Le jeune chercheur rayonna. Un sourire de gratitude envahit ses traits.

— C’est vrai ! — L’un des savants se pencha en avant. — Ils sont trop futés pour manger les appâts empoisonnés, à moins qu’ils ne soient immunisés. Mais si nous pouvons leur coller une maladie...

— Pas avec des rats, en tout cas, reprit un autre. — L’idée commençait à faire son chemin. — Le risque serait trop grand avec d’autres rats. Les réactions de cet animal sont par trop imprévisibles.

— D’accord. Alors, des chiens, des chiots si vous préférez pour faciliter la tâche des rats.

L’idée de fournir des chiots aux horribles rongeurs révolta Harris.

— Pourquoi ne pas se contenter d’inoculer de la viande crue ? suggéra-t-il.

— Non, nous avons besoin d’un virus qui se développe sur les êtres vivants.

— Et comment choisirons-nous le virus ? Nous ne disposons d’aucun rat géant captif. Comment saurons-nous si le virus est mortel ? demanda Foskins.

— J’ai déjà ma petite idée là-dessus, rétorqua un biochimiste. Les tests pourront être conduits sur le rat noir normal et extrapolés à son congénère plus gros, du moins on peut l’espérer.

La discussion se poursuivit, parfois passionnée. Les solutions se faisaient jour. Harris se sentait assez flatté d’être ainsi jeté au centre même des opérations mais son esprit continuait de le torturer pour un détail oublié.

— Eh bien, c’est parfait. — Foskins mettait ainsi un point final à la discussion. — Nous ne devrions pas attendre la découverte du virus adéquat plus de quelques jours.
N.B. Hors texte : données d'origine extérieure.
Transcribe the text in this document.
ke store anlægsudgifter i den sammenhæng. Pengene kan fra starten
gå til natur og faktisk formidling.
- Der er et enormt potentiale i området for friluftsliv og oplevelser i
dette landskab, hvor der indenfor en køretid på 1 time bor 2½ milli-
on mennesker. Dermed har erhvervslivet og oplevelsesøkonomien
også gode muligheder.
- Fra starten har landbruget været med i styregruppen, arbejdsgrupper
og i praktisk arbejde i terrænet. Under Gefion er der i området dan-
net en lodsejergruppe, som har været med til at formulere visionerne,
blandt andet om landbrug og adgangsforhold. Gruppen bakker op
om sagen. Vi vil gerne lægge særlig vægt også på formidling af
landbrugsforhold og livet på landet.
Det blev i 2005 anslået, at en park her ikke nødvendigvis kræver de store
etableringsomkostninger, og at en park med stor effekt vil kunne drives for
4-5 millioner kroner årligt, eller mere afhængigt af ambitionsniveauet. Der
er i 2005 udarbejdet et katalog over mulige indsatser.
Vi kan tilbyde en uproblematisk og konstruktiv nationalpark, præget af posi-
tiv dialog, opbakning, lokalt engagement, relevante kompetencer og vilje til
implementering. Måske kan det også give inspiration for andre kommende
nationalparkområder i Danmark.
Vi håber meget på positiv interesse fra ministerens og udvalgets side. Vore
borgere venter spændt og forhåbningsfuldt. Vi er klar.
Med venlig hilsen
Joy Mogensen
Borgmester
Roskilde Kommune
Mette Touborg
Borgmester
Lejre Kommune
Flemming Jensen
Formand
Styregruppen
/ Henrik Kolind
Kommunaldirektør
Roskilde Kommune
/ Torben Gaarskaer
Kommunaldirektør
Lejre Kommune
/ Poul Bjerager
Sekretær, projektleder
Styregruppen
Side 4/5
J’entends cependant qu’il fasse l’objet de tests approfondis  – je n’ai pas besoin d’insister sur ce point  – et nous devrions par conséquent être en mesure de passer à l’action vers le milieu de la semaine prochaine. Entre-temps, M. Harris et moi-même, aidés d’un responsable de la municipalité, sélectionnerons les lieux adaptés à une intervention. M. Harris a grandi dans ce quartier et j’en déduis donc qu’il est à même de juger des endroits les plus susceptibles d’abriter des rats. Que tout le monde poursuive de front les autres activités  – poisons, gaz et le reste. Nous nous réunirons chaque matin à huit heures trente pour faire le point de la situation. Des questions ? Non ? Parfait. Au travail, donc. Il se tourna vers Harris et lui proposa, à voix basse : — Je vous offre un verre ?

Traversant la rue en sortant de la mairie, ils entrèrent dans un pub qui venait d’ouvrir ses portes. Clignant des yeux dans la demi-obscurité du lieu, Foskins porta la main à son portefeuille et demanda :

— Qu’est-ce que vous prenez ?

— Une bière.

— Une pinte et un gin-Tonic, s’il vous plaît.

Ils trouvèrent un coin tranquille et s’y affalèrent dans des fauteuils recouverts de skaï.

— Chin-chin ! dit Foskins.

— Santé, répliqua Harris.

Ils burent un moment en silence.

— Je suis surpris, finit par dire Harris.

— De quoi ?

— De vous voir à la tête de tout ça.

— Ah, oui. Comme je vous l’ai expliqué au téléphone, l’opinion réclamait une tête. J’étais un choix logique. — Un mince sourire étira ses lèvres, tandis qu’il étudiait le rebord de son verre. — Il faut toujours un bouc émissaire...c’est comme ça, voilà tout. — Il haussa rapidement les épaules pour chasser ces pensées mélancoliques et sourit au jeune professeur. — Mais je connais trop bien mon métier pour qu’ils puissent se passer de moi et ils, vous savez ce fameux « ils » anonyme  – le savent. Ma seule erreur, voyez-vous, a été de sous-estimer l’ennemi. Une faute grave, je vous l’accorde. Et qui eut les pires conséquences, j’en conviens. Mais, vu les circonstances, l’erreur était naturelle, vous en conviendrez à votre tour. Ce n’est pas le genre de choses qui se passent tous les jours, n’est-ce pas ?

— Probablement pas.

Harris but une longue gorgée, sentant le regard de Foskins sur lui.

— Vous-même ne m’avez guère épargné, lors de notre dernière rencontre, dit Foskins.

Et Harris entrevit soudain le pourquoi de sa participation à l’opération. Il n’était pas si nécessaire que ça, à ses propres yeux, les renseignements qu’il avait apportés ne servaient pas à grand-chose. Foskins avait été maltraité par le public. Maltraité et mésestimé. On avait demandé sa tête et, du moins en surface, on l’avait obtenue. Lui-même, Harris, l’avait méprisé. D’une façon symbolique, il représentait donc l’opinion, le public tout entier. Il était le point de contact de Foskins avec les gens qui l’avaient tourné en ridicule. Et il s’apprêtait à leur prouver qu’ils s’étaient trompés. A leur montrer qu’il restait le patron et qu’il était très, très compétent.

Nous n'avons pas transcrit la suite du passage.